Shark Attack Hype Belongs in Hollywood, Australian Scientists Say

Posted November 2 2011

t’s been a summer of shark hunts, but are the politicians’ responses to the perceived threat of attack justified?

Perhaps it will be remembered as the Great Shark Hunt of 2011, prompted by three fatal attacks in quick succession off Australia’s western coastline.

According to a recent article in The Sydney Morning Herald (SMH), a shark cull — authorized by the government of Western Australia to find what many were speculating was a “rogue” great white, and to rid the waters of other potential maneaters — was only the fifth such hunt of the year.

Shark attacks in Russia, the Seychelles, Reunion Island and Mexico similarly led officials to spring into action, mainly to reassure a terrified public it seems.

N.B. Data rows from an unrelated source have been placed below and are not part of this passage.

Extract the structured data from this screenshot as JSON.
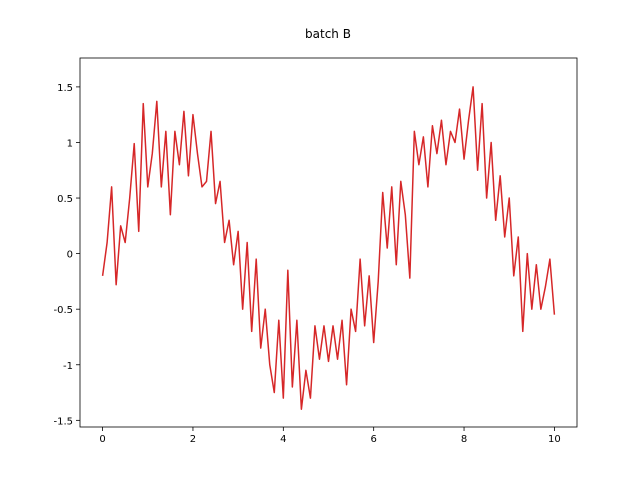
{
  "chart_data": {
    "type": "line",
    "title": "batch B",
    "x": [
      0,
      0.1,
      0.2,
      0.3,
      0.4,
      0.5,
      0.6,
      0.7,
      0.8,
      0.9,
      1,
      1.1,
      1.2,
      1.3,
      1.4,
      1.5,
      1.6,
      1.7,
      1.8,
      1.9,
      2,
      2.1,
      2.2,
      2.3,
      2.4,
      2.5,
      2.6,
      2.7,
      2.8,
      2.9,
      3,
      3.1,
      3.2,
      3.3,
      3.4,
      3.5,
      3.6,
      3.7,
      3.8,
      3.9,
      4,
      4.1,
      4.2,
      4.3,
      4.4,
      4.5,
      4.6,
      4.7,
      4.8,
      4.9,
      5,
      5.1,
      5.2,
      5.3,
      5.4,
      5.5,
      5.6,
      5.7,
      5.8,
      5.9,
      6,
      6.1,
      6.2,
      6.3,
      6.4,
      6.5,
      6.6,
      6.7,
      6.8,
      6.9,
      7,
      7.1,
      7.2,
      7.3,
      7.4,
      7.5,
      7.6,
      7.7,
      7.8,
      7.9,
      8,
      8.1,
      8.2,
      8.3,
      8.4,
      8.5,
      8.6,
      8.7,
      8.8,
      8.9,
      9,
      9.1,
      9.2,
      9.3,
      9.4,
      9.5,
      9.6,
      9.7,
      9.8,
      9.9,
      10
    ],
    "series": [
      {
        "color": "#d62728",
        "values": [
          -0.2,
          0.1,
          0.6,
          -0.28,
          0.25,
          0.1,
          0.5,
          0.99,
          0.2,
          1.35,
          0.6,
          0.9,
          1.37,
          0.6,
          1.1,
          0.35,
          1.1,
          0.8,
          1.28,
          0.7,
          1.25,
          0.9,
          0.6,
          0.65,
          1.1,
          0.45,
          0.65,
          0.1,
          0.3,
          -0.1,
          0.2,
          -0.5,
          0.1,
          -0.7,
          -0.05,
          -0.85,
          -0.5,
          -1.0,
          -1.25,
          -0.6,
          -1.3,
          -0.15,
          -1.2,
          -0.6,
          -1.4,
          -1.05,
          -1.3,
          -0.65,
          -0.95,
          -0.65,
          -0.97,
          -0.65,
          -0.95,
          -0.6,
          -1.18,
          -0.5,
          -0.7,
          -0.05,
          -0.65,
          -0.2,
          -0.8,
          -0.25,
          0.55,
          0.05,
          0.6,
          -0.1,
          0.65,
          0.35,
          -0.22,
          1.1,
          0.8,
          1.05,
          0.6,
          1.15,
          0.9,
          1.2,
          0.8,
          1.1,
          1.0,
          1.3,
          0.85,
          1.2,
          1.5,
          0.75,
          1.35,
          0.5,
          1.0,
          0.3,
          0.7,
          0.15,
          0.5,
          -0.2,
          0.15,
          -0.7,
          0.0,
          -0.5,
          -0.1,
          -0.5,
          -0.3,
          -0.05,
          -0.55
        ]
      }
    ],
    "xlim": [
      -0.5,
      10.5
    ],
    "ylim": [
      -1.56,
      1.76
    ],
    "xticks": [
      0,
      2,
      4,
      6,
      8,
      10
    ],
    "yticks": [
      -1.5,
      -1,
      -0.5,
      0,
      0.5,
      1,
      1.5
    ]
  }
}
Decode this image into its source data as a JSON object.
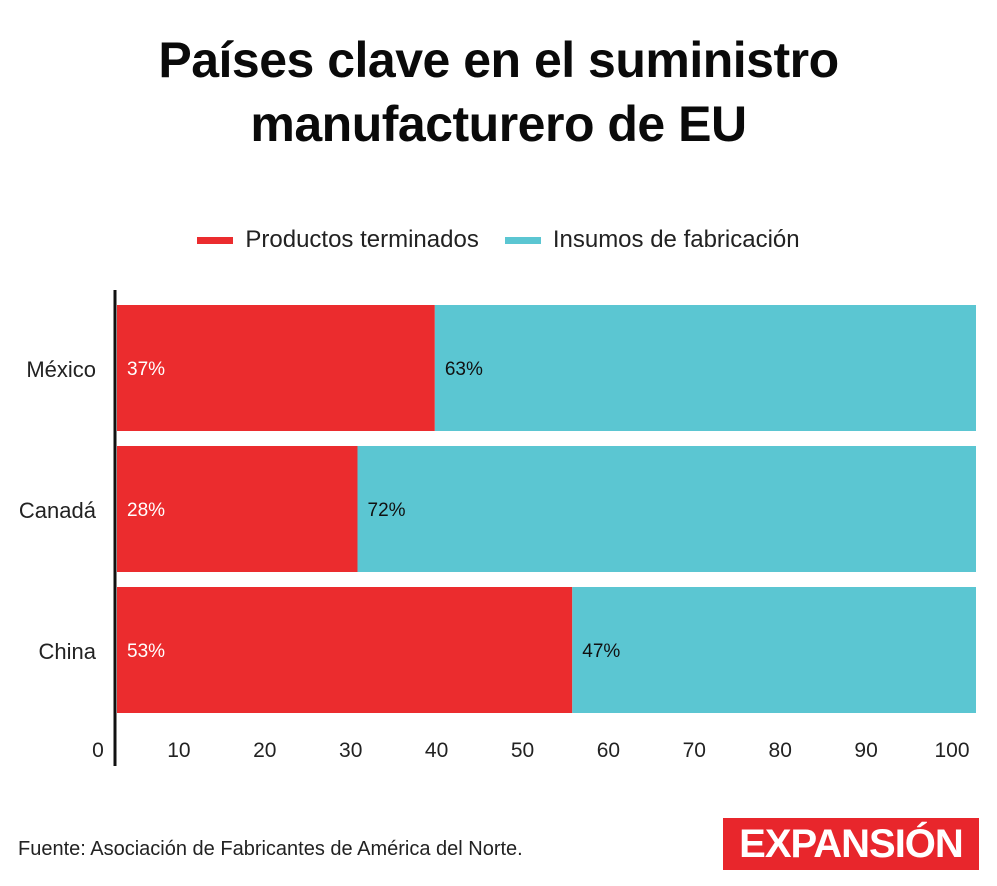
{
  "title_lines": [
    "Países clave en el suministro",
    "manufacturero de EU"
  ],
  "source": "Fuente: Asociación de Fabricantes de América del Norte.",
  "brand": "EXPANSIÓN",
  "colors": {
    "terminados": "#eb2c2e",
    "insumos": "#5bc6d2",
    "brand": "#e8262c"
  },
  "chart_data": {
    "type": "bar",
    "orientation": "horizontal",
    "stacked": true,
    "categories": [
      "México",
      "Canadá",
      "China"
    ],
    "series": [
      {
        "name": "Productos terminados",
        "values": [
          37,
          28,
          53
        ],
        "labels": [
          "37%",
          "28%",
          "53%"
        ],
        "color": "#eb2c2e"
      },
      {
        "name": "Insumos de fabricación",
        "values": [
          63,
          72,
          47
        ],
        "labels": [
          "63%",
          "72%",
          "47%"
        ],
        "color": "#5bc6d2"
      }
    ],
    "xlim": [
      0,
      100
    ],
    "xticks": [
      0,
      10,
      20,
      30,
      40,
      50,
      60,
      70,
      80,
      90,
      100
    ],
    "legend_position": "top-center",
    "grid": false
  }
}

The WA state government, meanwhile, reportedly given the go-ahead for any great white sharks to be killed if they posed a threat to human life.

Now, Christopher Neff, a PhD candidate at the University of Sydney into public responses to “shark-bite incidents” off South Africa and the United States, has penned a timely response to the hype (although, with just a handful of recent stories on shark attacks in this column generating more than 10,000 page views, we of course consider it legitimate coverage of a serious public safety concern).

Neff tries to turn attention to prevention rather than a knee-jerk political cure.

Despite the nightmare-invoking details of the attacks of Western Australia, Neff’s SMH article makes you want to go back in the water, be it Perth, Sydney or that unspecified place in New England where Sheriff Martin Brody (almost) met his toothy match.

He starts by arguing that while the public’s concern about the risks is reasonable, swimmers “are being offered a political solution to a public safety problem.”